The nature of a character informs their decisions, which determines their actions in the story.
2) Good stories take those characters and stretch them out into new positions.
It can be easy, with a strong character that you know well and like to fall into patterns gracefully. Mary Ann always grabs that shotgun, because she’s a firecracker and that’s just how she rolls.
But consider this: What if she doesn’t?
Having established that Mary Ann’s an aficionado of the firearm, what if we, the writer, give her not only an opportunity to do something else but a choice? Maybe this time, instead of shooting a hole in her plumbing, she stops. She gets someone to help her take the gator out to the swamp and release it.
Why does she do this? Who does she call? What’s changed in Mary Ann’s life or perspective that’s altered her normal course of action?
This is an excellent way to break something vital. Work up to it!
3) Yoga (Or: Why stretching is good for the soul)

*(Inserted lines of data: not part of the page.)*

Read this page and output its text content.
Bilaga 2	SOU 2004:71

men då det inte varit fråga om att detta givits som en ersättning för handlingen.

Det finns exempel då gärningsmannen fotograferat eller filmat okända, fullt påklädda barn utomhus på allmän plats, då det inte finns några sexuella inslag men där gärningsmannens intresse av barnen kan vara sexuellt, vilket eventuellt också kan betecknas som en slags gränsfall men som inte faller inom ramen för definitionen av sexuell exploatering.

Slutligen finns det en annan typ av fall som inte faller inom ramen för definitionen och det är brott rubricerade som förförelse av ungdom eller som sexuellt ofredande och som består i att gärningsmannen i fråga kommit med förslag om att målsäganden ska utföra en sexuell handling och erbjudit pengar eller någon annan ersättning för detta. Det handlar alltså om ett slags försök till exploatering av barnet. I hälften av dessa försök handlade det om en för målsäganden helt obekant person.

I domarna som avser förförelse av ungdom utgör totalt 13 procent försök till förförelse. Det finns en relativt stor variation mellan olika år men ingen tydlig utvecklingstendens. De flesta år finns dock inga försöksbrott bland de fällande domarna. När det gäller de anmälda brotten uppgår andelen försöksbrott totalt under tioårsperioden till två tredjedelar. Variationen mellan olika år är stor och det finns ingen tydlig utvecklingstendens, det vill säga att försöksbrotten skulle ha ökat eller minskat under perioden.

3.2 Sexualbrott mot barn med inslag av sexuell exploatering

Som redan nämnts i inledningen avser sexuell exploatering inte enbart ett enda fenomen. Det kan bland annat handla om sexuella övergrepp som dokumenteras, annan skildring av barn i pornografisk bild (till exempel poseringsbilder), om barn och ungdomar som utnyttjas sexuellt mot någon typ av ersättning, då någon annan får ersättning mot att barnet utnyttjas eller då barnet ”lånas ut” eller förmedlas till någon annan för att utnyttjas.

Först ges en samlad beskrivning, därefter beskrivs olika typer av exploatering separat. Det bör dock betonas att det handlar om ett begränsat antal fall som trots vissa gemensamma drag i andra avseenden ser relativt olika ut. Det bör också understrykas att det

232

Characters who behave out of line with their normal reactions can make for good story, but it can be jarring if it happens without warning or foreshadowing. Going from upright to full splits with nothing in between can lead to serious injury; the same can be said for a character pulling an abrupt 180 mid-tale. It can throw the reader right out of the story; it can break verisimilitude completely.
Now, I am not a yogi or an advanced practitioner — so when I’m using this as a metaphor, please be gentle and correct me if I’m mistaken. But speaking generally, when starting a yoga session, you begin with simple, small movements. You raise the arms, breathing deeply. You move gently and surely into the next pose, and the next, until you’ve completed a series — each one seguing into another until you’ve gone from standing upright to fully extended on the floor and back again.
Show the progression.
Depending on how much you plan before you begin writing — architect versus gardener, pantser vs plotter, etc. — you may find that you need to go back and look carefully at how your character is shifting. Make sure that you’re laying the foundation — those small shifts in position — that will get your character fully extended without injury.